Loki’s lips twisted; all the humor wrung out of them. “How many private calls have you made to your subjects’ chambers? The guardian, the valkyrie, even that irradiated abomination that consumed your precious Dr. Banner. And beyond that, how many? And how many more to come?”

Thor’s eyebrows threaded together. “You know the customs of Asgard—these are not transgressions, nor are they unexpected from any except those among us who have made exclusive vows.” A pause, then he added in a lower tone: “I think that it has not been so long that you’ve forgotten your own habits here, brother.”

“No indeed, _brother_ , I have not forgotten.
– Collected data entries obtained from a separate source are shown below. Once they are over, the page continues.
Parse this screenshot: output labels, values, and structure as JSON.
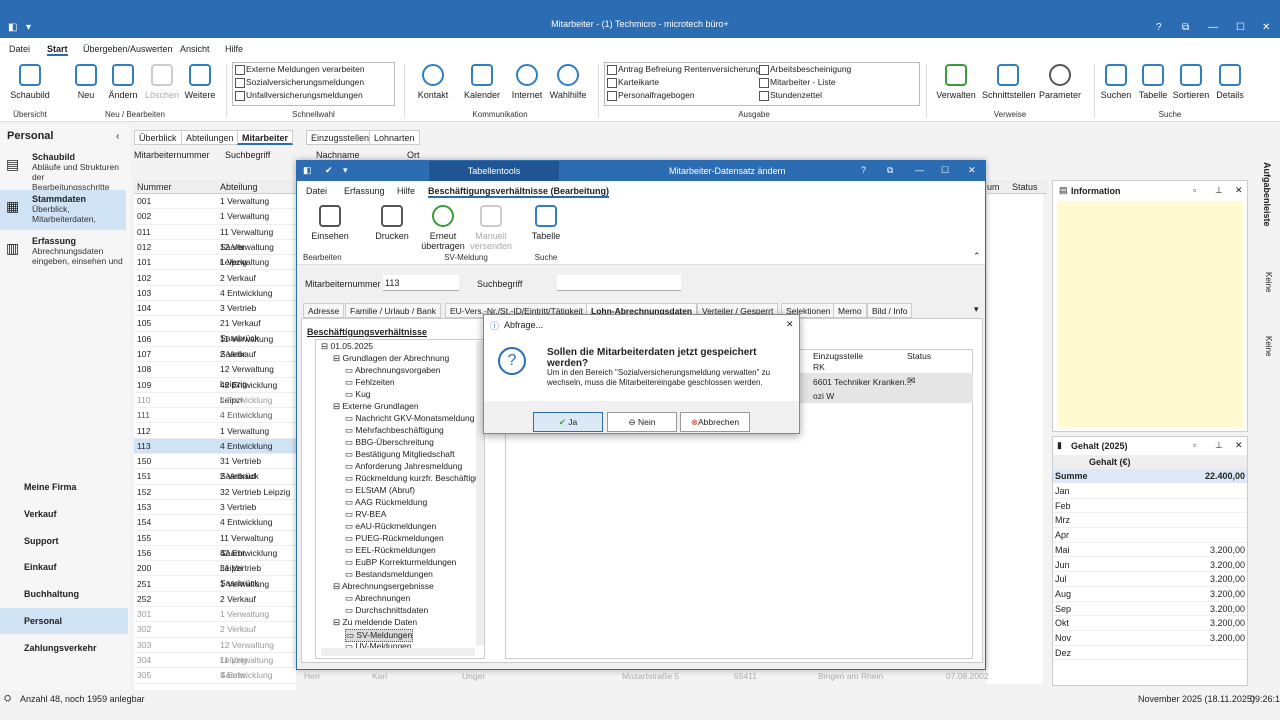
{
  "window": {
    "title": "Mitarbeiter - (1) Techmicro - microtech büro+",
    "help": "?",
    "restore": "⧉",
    "min": "—",
    "max": "☐",
    "close": "✕"
  },
  "menu": [
    "Datei",
    "Start",
    "Übergeben/Auswerten",
    "Ansicht",
    "Hilfe"
  ],
  "ribbon": {
    "buttons": [
      "Schaubild",
      "Neu",
      "Ändern",
      "Löschen",
      "Weitere",
      "Kontakt",
      "Kalender",
      "Internet",
      "Wahlhilfe",
      "Verwalten",
      "Schnittstellen",
      "Parameter",
      "Suchen",
      "Tabelle",
      "Sortieren",
      "Details"
    ],
    "groups": [
      "Übersicht",
      "Neu / Bearbeiten",
      "Schnellwahl",
      "Kommunikation",
      "Ausgabe",
      "Verweise",
      "Suche"
    ],
    "schnellwahl": [
      "Externe Meldungen verarbeiten",
      "Sozialversicherungsmeldungen",
      "Unfallversicherungsmeldungen"
    ],
    "ausgabe_left": [
      "Antrag Befreiung Rentenversicherung",
      "Karteikarte",
      "Personalfragebogen"
    ],
    "ausgabe_right": [
      "Arbeitsbescheinigung",
      "Mitarbeiter - Liste",
      "Stundenzettel"
    ]
  },
  "left": {
    "title": "Personal",
    "items": [
      {
        "label": "Schaubild",
        "sub": "Abläufe und Strukturen der Bearbeitungsschritte"
      },
      {
        "label": "Stammdaten",
        "sub": "Überblick, Mitarbeiterdaten,"
      },
      {
        "label": "Erfassung",
        "sub": "Abrechnungsdaten eingeben, einsehen und"
      }
    ],
    "bottom": [
      "Meine Firma",
      "Verkauf",
      "Support",
      "Einkauf",
      "Buchhaltung",
      "Personal",
      "Zahlungsverkehr"
    ]
  },
  "tabs": [
    "Überblick",
    "Abteilungen",
    "Mitarbeiter",
    "Einzugsstellen",
    "Lohnarten"
  ],
  "filter": [
    "Mitarbeiternummer",
    "Suchbegriff",
    "Nachname",
    "Ort"
  ],
  "grid": {
    "headers": [
      "Nummer",
      "Abteilung"
    ],
    "rows": [
      [
        "001",
        "1 Verwaltung"
      ],
      [
        "002",
        "1 Verwaltung"
      ],
      [
        "011",
        "11 Verwaltung Saarbr."
      ],
      [
        "012",
        "12 Verwaltung Leipzig"
      ],
      [
        "101",
        "1 Verwaltung"
      ],
      [
        "102",
        "2 Verkauf"
      ],
      [
        "103",
        "4 Entwicklung"
      ],
      [
        "104",
        "3 Vertrieb"
      ],
      [
        "105",
        "21 Verkauf Saarbrück"
      ],
      [
        "106",
        "11 Verwaltung Saarbr."
      ],
      [
        "107",
        "2 Verkauf"
      ],
      [
        "108",
        "12 Verwaltung Leipzig"
      ],
      [
        "109",
        "42 Entwicklung Leipzi"
      ],
      [
        "110",
        "4 Entwicklung"
      ],
      [
        "111",
        "4 Entwicklung"
      ],
      [
        "112",
        "1 Verwaltung"
      ],
      [
        "113",
        "4 Entwicklung"
      ],
      [
        "150",
        "31 Vertrieb Saarbrück"
      ],
      [
        "151",
        "2 Verkauf"
      ],
      [
        "152",
        "32 Vertrieb Leipzig"
      ],
      [
        "153",
        "3 Vertrieb"
      ],
      [
        "154",
        "4 Entwicklung"
      ],
      [
        "155",
        "11 Verwaltung Saarbr."
      ],
      [
        "156",
        "42 Entwicklung Leipzi"
      ],
      [
        "200",
        "31 Vertrieb Saarbrück"
      ],
      [
        "251",
        "1 Verwaltung"
      ],
      [
        "252",
        "2 Verkauf"
      ],
      [
        "301",
        "1 Verwaltung"
      ],
      [
        "302",
        "2 Verkauf"
      ],
      [
        "303",
        "12 Verwaltung Leipzig"
      ],
      [
        "304",
        "11 Verwaltung Saarbr."
      ],
      [
        "305",
        "4 Entwicklung"
      ]
    ],
    "last_row": [
      "Herr",
      "Karl",
      "Unger",
      "Mozartstraße 5",
      "55411",
      "Bingen am Rhein",
      "07.08.2002"
    ]
  },
  "dialog": {
    "title": "Mitarbeiter-Datensatz ändern",
    "context": "Tabellentools",
    "menu": [
      "Datei",
      "Erfassung",
      "Hilfe",
      "Beschäftigungsverhältnisse (Bearbeitung)"
    ],
    "buttons": [
      "Einsehen",
      "Drucken",
      "Erneut übertragen",
      "Manuell versenden",
      "Tabelle"
    ],
    "groups": [
      "Bearbeiten",
      "SV-Meldung",
      "Suche"
    ],
    "nr_label": "Mitarbeiternummer",
    "nr_value": "113",
    "such_label": "Suchbegriff",
    "tabs": [
      "Adresse",
      "Familie / Urlaub / Bank",
      "EU-Vers.-Nr./St.-ID/Eintritt/Tätigkeit",
      "Lohn-Abrechnungsdaten",
      "Verteiler / Gesperrt",
      "Selektionen",
      "Memo",
      "Bild / Info"
    ],
    "tree_title": "Beschäftigungsverhältnisse",
    "tree": [
      "01.05.2025",
      "Grundlagen der Abrechnung",
      "Abrechnungsvorgaben",
      "Fehlzeiten",
      "Kug",
      "Externe Grundlagen",
      "Nachricht GKV-Monatsmeldung",
      "Mehrfachbeschäftigung",
      "BBG-Überschreitung",
      "Bestätigung Mitgliedschaft",
      "Anforderung Jahresmeldung",
      "Rückmeldung kurzfr. Beschäftigu",
      "ELStAM (Abruf)",
      "AAG Rückmeldung",
      "RV-BEA",
      "eAU-Rückmeldungen",
      "PUEG-Rückmeldungen",
      "EEL-Rückmeldungen",
      "EuBP Korrekturmeldungen",
      "Bestandsmeldungen",
      "Abrechnungsergebnisse",
      "Abrechnungen",
      "Durchschnittsdaten",
      "Zu meldende Daten",
      "SV-Meldungen",
      "UV-Meldungen"
    ],
    "table_headers": [
      "Einzugsstelle",
      "Status"
    ],
    "table_row": [
      "RK",
      "6601 Techniker Kranken...",
      "ozi W"
    ]
  },
  "msgbox": {
    "title": "Abfrage...",
    "question": "Sollen die Mitarbeiterdaten jetzt gespeichert werden?",
    "text1": "Um in den Bereich \"Sozialversicherungsmeldung verwalten\" zu",
    "text2": "wechseln, muss die Mitarbeitereingabe geschlossen werden.",
    "yes": "Ja",
    "no": "Nein",
    "cancel": "Abbrechen",
    "close": "✕"
  },
  "right": {
    "status_col": "Status",
    "um_col": "um",
    "info": "Information",
    "gehalt_title": "Gehalt (2025)",
    "gehalt_col": "Gehalt (€)",
    "summe_label": "Summe",
    "summe": "22.400,00",
    "months": [
      [
        "Jan",
        ""
      ],
      [
        "Feb",
        ""
      ],
      [
        "Mrz",
        ""
      ],
      [
        "Apr",
        ""
      ],
      [
        "Mai",
        "3.200,00"
      ],
      [
        "Jun",
        "3.200,00"
      ],
      [
        "Jul",
        "3.200,00"
      ],
      [
        "Aug",
        "3.200,00"
      ],
      [
        "Sep",
        "3.200,00"
      ],
      [
        "Okt",
        "3.200,00"
      ],
      [
        "Nov",
        "3.200,00"
      ],
      [
        "Dez",
        ""
      ]
    ],
    "side": [
      "Aufgabenleiste",
      "Keine",
      "Keine"
    ]
  },
  "statusbar": {
    "left": "Anzahl 48, noch 1959 anlegbar",
    "period": "November 2025  (18.11.2025)",
    "time": "09:26:14"
  }
}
I have not forgotten that my chambers were once the first you knocked upon, and sometimes the only. Yet now I am not even an afterthought.” Loki bared his teeth. “Is it that Thor will bed his brother, but not a Jötunn?”

Thor took a step closer. “I have done both many times over. As often as I have had you, since you have always been the two combined.”

“Then maybe it is a treasonous villain you deny, as I was only made such after your banishment.” Loki turned his viper bite upon himself, knew that the cruelest blades were dual-edged. He had learned lessons too, exiled at the ends of the sane universe.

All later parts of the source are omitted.